Cemil Bayık Hakan Fidan’ın kendilerine “Paris cinayetlerini MİT’in yaptığını kabul ettiğini, MİT içindeki Ulusalcı veya Cemaatçi odakların yaptığını” söylediğini açıkladı.
Fransızlar Türkiye’ye Ö.Z.G’nin üzerinden çıkan telefonlar, telefon numaraları ve bu telefonlarla irtibatlı Türkiye’ye kayıtlı numaraları verdi ama olayda bu kadar net somut bilgiler olmasına rağmen, olayın üzerinde bir yıl geçti ve halen cinayete azmettirenlerle ilgili Ankara’daki soruşturmada bir neticeye ulaşılmadı. Fransızlar Türkiye’nin kendilerine tatmin edici cevap vermediğini açıkladı. Yani Türkiye tarafı cinayetin çözülmesini istemiyor.
Fransızlara ketum Hakan Fidan’ın dili PKK’ya gelince nasıl çözülüyor? Amaç belli, cinayeti Gülen Cemaati’nin üstüne atıp sorumluluktan sıyrılmak.
Hatırlayın Paris cinayetlerine ilişkin internete bir ses kaydı bir de belge sızdı. Medyada yer alan bilgilere bakılırsa Fidan PKK liderlerine “bizim resmî kâğıtlarımız kullanılmış, kurum içerisinde kurum teknolojisiyle üretilmiş belgeler var” demiş. Sanki çocuk kandırıyor.

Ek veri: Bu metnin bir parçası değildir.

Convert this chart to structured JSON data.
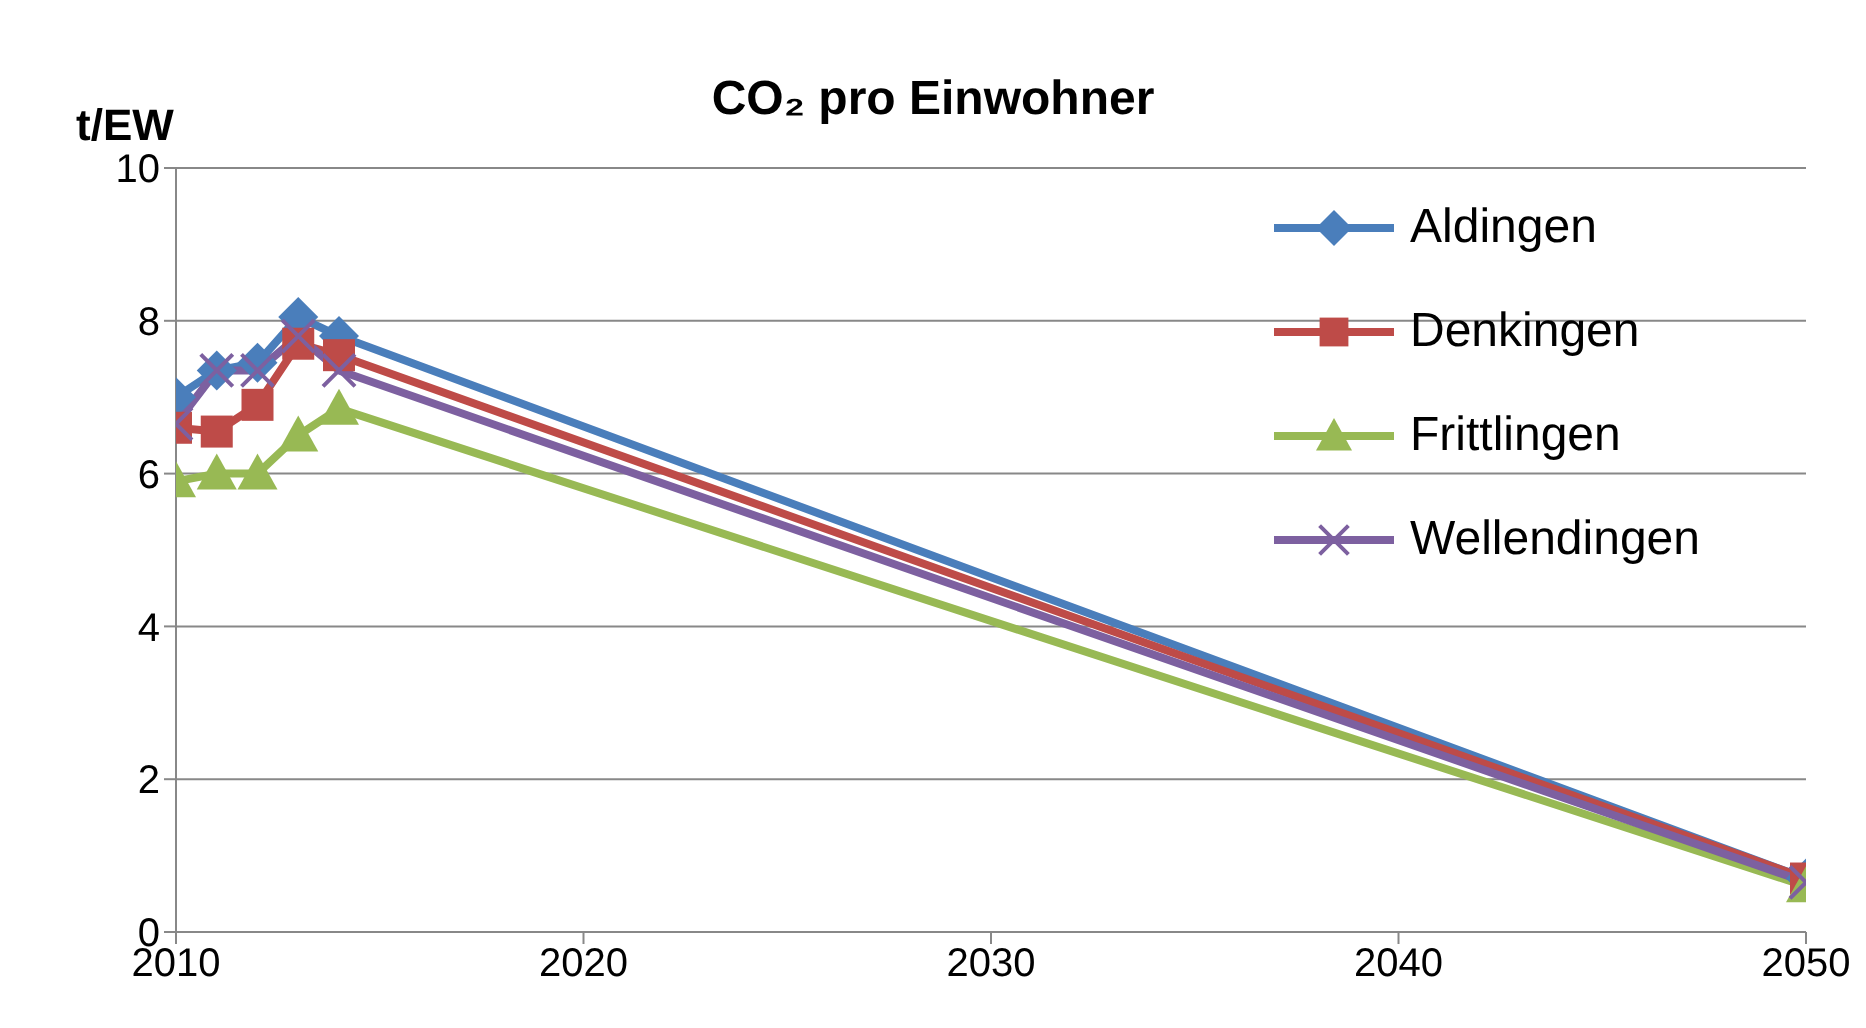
{
  "chart_data": {
    "type": "line",
    "title": "CO₂ pro Einwohner",
    "ylabel": "t/EW",
    "x": [
      2010,
      2011,
      2012,
      2013,
      2014,
      2050
    ],
    "xlim": [
      2010,
      2050
    ],
    "xticks": [
      2010,
      2020,
      2030,
      2040,
      2050
    ],
    "ylim": [
      0,
      10
    ],
    "yticks": [
      0,
      2,
      4,
      6,
      8,
      10
    ],
    "grid": "y",
    "legend": "top right",
    "series": [
      {
        "name": "Aldingen",
        "color": "#4a7ebb",
        "marker": "diamond",
        "values": [
          7.0,
          7.35,
          7.45,
          8.05,
          7.8,
          0.7
        ]
      },
      {
        "name": "Denkingen",
        "color": "#be4b48",
        "marker": "square",
        "values": [
          6.6,
          6.55,
          6.9,
          7.7,
          7.55,
          0.7
        ]
      },
      {
        "name": "Frittlingen",
        "color": "#98b954",
        "marker": "triangle",
        "values": [
          5.9,
          6.0,
          6.0,
          6.5,
          6.85,
          0.6
        ]
      },
      {
        "name": "Wellendingen",
        "color": "#7d60a0",
        "marker": "cross",
        "values": [
          6.65,
          7.35,
          7.35,
          7.8,
          7.35,
          0.65
        ]
      }
    ]
  }
}
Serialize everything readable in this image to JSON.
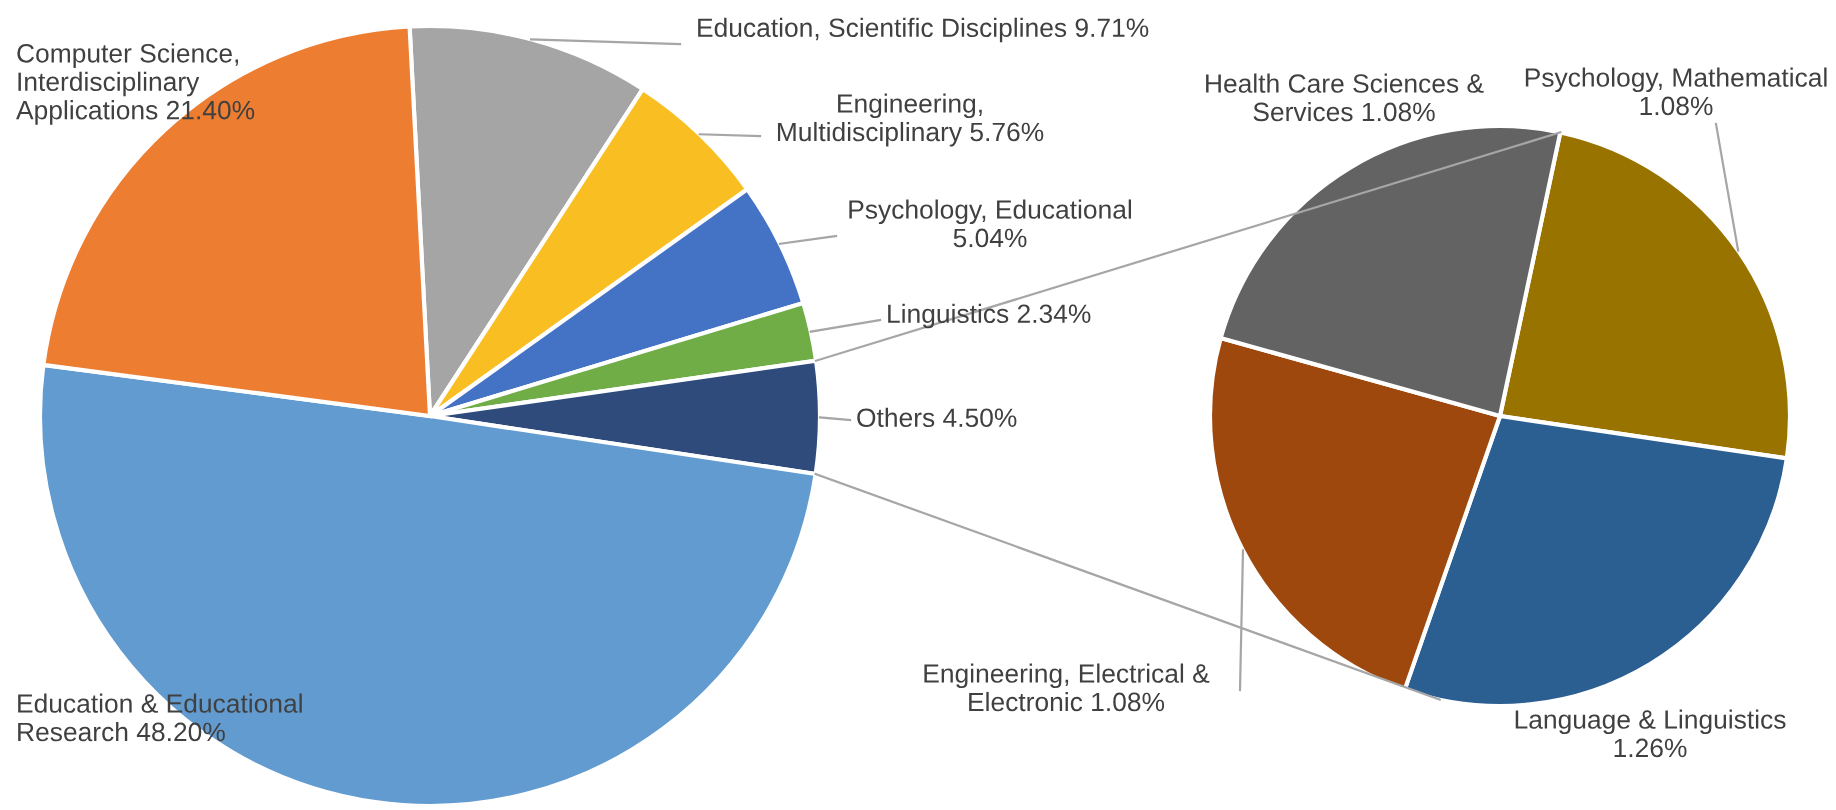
{
  "chart_data": [
    {
      "type": "pie",
      "categories": [
        "Education, Scientific Disciplines",
        "Engineering, Multidisciplinary",
        "Psychology, Educational",
        "Linguistics",
        "Others",
        "Education & Educational Research",
        "Computer Science, Interdisciplinary Applications"
      ],
      "values": [
        9.71,
        5.76,
        5.04,
        2.34,
        4.5,
        48.2,
        21.4
      ],
      "value_labels": [
        "9.71%",
        "5.76%",
        "5.04%",
        "2.34%",
        "4.50%",
        "48.20%",
        "21.40%"
      ],
      "colors": [
        "#a5a5a5",
        "#f9bf22",
        "#4472c4",
        "#70ad47",
        "#2f4b7c",
        "#629bcf",
        "#ed7d31"
      ]
    },
    {
      "type": "pie",
      "categories": [
        "Psychology, Mathematical",
        "Language & Linguistics",
        "Engineering, Electrical & Electronic",
        "Health Care Sciences & Services"
      ],
      "values": [
        1.08,
        1.26,
        1.08,
        1.08
      ],
      "value_labels": [
        "1.08%",
        "1.26%",
        "1.08%",
        "1.08%"
      ],
      "colors": [
        "#997300",
        "#2b5f92",
        "#9e480e",
        "#636363"
      ]
    }
  ]
}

Oysa o belge 18 Kasım 2012’de düzenlenmiş. Yani cinayetlerden iki ay öncesine ait bir belge. Bu tarih G’nin Ankara’ya geldiği tarihle örtüşüyor. Ayrıca belgenin üstünde “O.Y, U.K.A, S.A. ve H.Ö.” isimleri var. İsimlerden birine ait paraf ve iki farklı el yazısı var. Yani isteyen o belgenin kime ait olduğunu beş dakikada bulur.
Belgenin üstünde el yazısı olmasına rağmen iki yıldır MİT o el yazılarının kime ait olduğunu bulmadı çünkü kime ait olduğunu biliyorlar. Bilmeyenlere de ben söyleyeyim: O belgede yer alan isimler öyle sıradan isimler değil. Bizzat bölücü terör masasına bakan isimler ve çözüm sürecinin altyapısını hazırlayan isimler. Kimse kimseye masal anlatmasın. O isimlerin içinde Ö.G’nin yayınlanan ses kaydında yer alan isimler de aynı olabilir. Kriminal laboratuar incelesin görelim kim kimmiş. Neden o ses kayıtları inceletilmiyor? Çünkü konuyu kapatmak istiyorlar. Oklar yukarıyı, çok yukarıyı gösteriyor…
O el yazılarının birinin MİT’te çözüm sürecinin koordinasyonunu yapan kişiye ait olduğu belirtiliyor. Değilse en azından o belgede ismi olanların el yazılarıyla o belgedeki kişilerin isimleri neden karşılaştırılmadı?